Zee transmits stronger signal
However, March quarter saw soft international revenues eclipse recovery in those from domestic ads; management hopes to maintain higher margins
Zee Entertainment Enterprises’ results for the March quarter (Q4) were marred by a host of one-offs. Beyond these, however, there were elements of surprise, including the Q4 profit being better than analyst expectations.
Consolidated revenues were up only 0.4 per cent over a year before, to ~1,528 crore, missing the Bloomberg estimate of ~1,571 crore. A high base effect in the March 2016 quarter in both advertising and subscription revenues, absence of one month of revenues from the sports revenues (which was sold), coupled with softness in the international business (14 per cent of consolidated revenues) were key pressure points.
Positively, in a quarter when most consumer product companies scaled back their advertising spending to cope with the after-effects of demonetisation, Zee’s domestic ad revenues grew eight per cent over a year before. This was higher than the 3.7 per cent growth in this metric in the December quarter.
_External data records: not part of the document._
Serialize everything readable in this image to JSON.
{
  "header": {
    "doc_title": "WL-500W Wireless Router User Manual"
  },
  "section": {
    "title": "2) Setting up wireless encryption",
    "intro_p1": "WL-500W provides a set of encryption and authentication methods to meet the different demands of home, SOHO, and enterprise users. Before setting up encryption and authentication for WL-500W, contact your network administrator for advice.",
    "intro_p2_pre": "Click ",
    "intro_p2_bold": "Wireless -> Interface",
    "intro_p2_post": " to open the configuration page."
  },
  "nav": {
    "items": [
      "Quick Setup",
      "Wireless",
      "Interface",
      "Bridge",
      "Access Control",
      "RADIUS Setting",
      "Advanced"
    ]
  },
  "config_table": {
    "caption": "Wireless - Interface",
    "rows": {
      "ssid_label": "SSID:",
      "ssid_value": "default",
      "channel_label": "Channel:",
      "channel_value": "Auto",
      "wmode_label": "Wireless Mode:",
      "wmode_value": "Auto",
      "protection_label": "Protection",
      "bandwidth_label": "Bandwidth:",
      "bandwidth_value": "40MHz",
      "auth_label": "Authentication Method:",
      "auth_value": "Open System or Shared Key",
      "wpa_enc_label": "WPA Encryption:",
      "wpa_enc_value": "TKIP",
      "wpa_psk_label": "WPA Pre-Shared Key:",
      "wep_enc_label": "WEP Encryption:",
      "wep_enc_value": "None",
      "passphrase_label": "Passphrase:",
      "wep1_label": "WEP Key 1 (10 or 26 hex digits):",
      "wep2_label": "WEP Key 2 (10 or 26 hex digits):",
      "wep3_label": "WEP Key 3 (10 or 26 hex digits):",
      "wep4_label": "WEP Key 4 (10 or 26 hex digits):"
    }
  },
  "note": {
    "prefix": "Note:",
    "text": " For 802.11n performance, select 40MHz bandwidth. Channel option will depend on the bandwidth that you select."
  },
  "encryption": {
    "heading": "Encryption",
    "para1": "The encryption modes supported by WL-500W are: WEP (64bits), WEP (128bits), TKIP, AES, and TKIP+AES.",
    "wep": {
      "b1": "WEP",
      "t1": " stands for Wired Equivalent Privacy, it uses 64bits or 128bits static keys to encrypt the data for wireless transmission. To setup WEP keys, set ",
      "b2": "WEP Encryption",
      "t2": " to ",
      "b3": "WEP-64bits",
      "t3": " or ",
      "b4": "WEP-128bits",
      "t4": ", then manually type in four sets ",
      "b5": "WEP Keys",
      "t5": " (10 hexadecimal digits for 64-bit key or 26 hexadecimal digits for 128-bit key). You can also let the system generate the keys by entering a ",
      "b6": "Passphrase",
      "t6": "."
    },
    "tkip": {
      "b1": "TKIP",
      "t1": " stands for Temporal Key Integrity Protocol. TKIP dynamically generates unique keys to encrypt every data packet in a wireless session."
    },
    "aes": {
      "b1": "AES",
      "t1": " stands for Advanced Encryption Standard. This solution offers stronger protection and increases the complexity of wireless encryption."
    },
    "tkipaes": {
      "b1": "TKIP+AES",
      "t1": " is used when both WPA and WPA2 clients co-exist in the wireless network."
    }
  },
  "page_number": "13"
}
Importantly, the management believes ad revenues have come back to pre-demonetisation levels. It is the softness in international markets which has pulled down overall revenues. Here, too, the management told analysts the business was seeing a recovery.
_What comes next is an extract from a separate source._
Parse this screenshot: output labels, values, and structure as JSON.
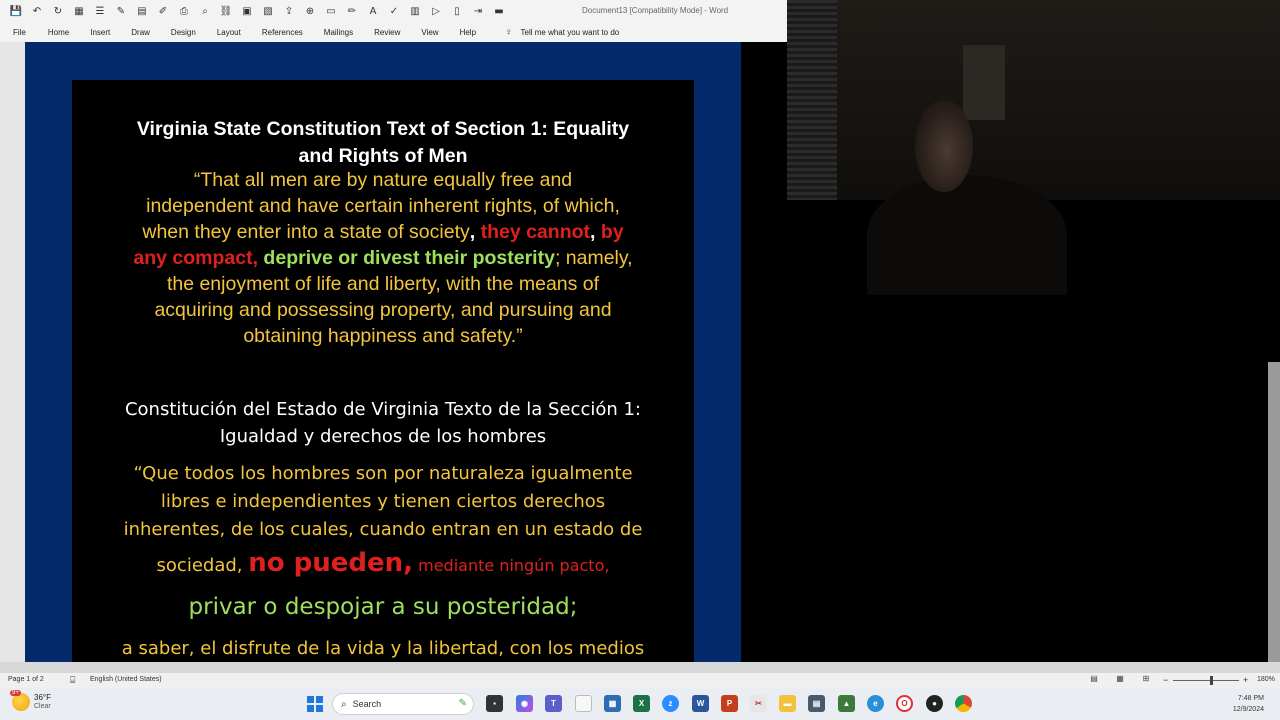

On the subscription side, uncertainty around rates had impacted revenues, which fell three per cent in the domestic market. This metric was also impacted by loss of one month of subscription revenues from the sports business. Around September 2016, the company had announced sale of its Ten Sports channel business to Sony Pictures for ~2,600 crore.
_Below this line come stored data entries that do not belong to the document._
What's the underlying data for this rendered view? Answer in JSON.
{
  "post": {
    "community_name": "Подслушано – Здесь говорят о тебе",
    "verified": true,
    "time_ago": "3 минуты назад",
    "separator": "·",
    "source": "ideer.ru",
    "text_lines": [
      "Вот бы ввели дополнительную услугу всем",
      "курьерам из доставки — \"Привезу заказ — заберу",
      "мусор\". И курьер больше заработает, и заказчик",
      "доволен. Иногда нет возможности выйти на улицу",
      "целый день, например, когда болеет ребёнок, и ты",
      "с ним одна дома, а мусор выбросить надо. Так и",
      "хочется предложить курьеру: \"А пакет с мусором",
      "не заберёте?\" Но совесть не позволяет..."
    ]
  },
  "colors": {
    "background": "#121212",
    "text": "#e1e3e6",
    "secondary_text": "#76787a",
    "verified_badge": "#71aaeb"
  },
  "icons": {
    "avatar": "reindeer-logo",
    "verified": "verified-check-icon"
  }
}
The decline in international subscription revenues was sharper at 19 per cent, partly due to a high base effect; the year-before quarter had revenues from two cricket events. Going forward, even as the new rate order is stuck in litigation, Zee has published the prices of its channels and bouquets, and is confident of improving subscription revenues.
Even as the revenue trend was influenced by various factors, Zee’s consolidated operating earnings' margin expanded by a robust 367 basis points to 30.7 per cent, driven by cost reduction measures. Analysts were expecting around 30 per cent. The management is confident of maintaining this, which should help drive faster growth in earnings when revenues pick up pace. In the earlier six-odd quarters, the margins have largely been 26-29 per cent, except on one occasion.
Robust margins, along with a one-off gain from sale of its sports business, aided profit in the quarter. The company booked a gain of ~1,223 crore on this sale in Q4, which boosted its consolidated net profit to ~1,514 crore, an increase of 568 per cent over a year. As a result, this number raced past the Bloomberg consensus estimate of ~299 crore.
Profit before tax, excluding the one-time income, grew at a healthy 13.9 per cent, even as revenues were flat — on the back of better margins, savings in finance costs, higher other income and minor profits posted by the sports business.
Overall, Zee’s leading position across its bouquet of channels, strong position in the music business and continued investments to grow the movies business make it an attractive play on India’s entertainment sector. The company has been growing ad revenues ahead of the industry and enjoys strong margins, as well as return ratios. However, at current levels, the stock trades at 32 times the FY18 estimated earnings, between its average valuation of 25 times and peak valuation of about 37 times. Investors could consider buying on declines.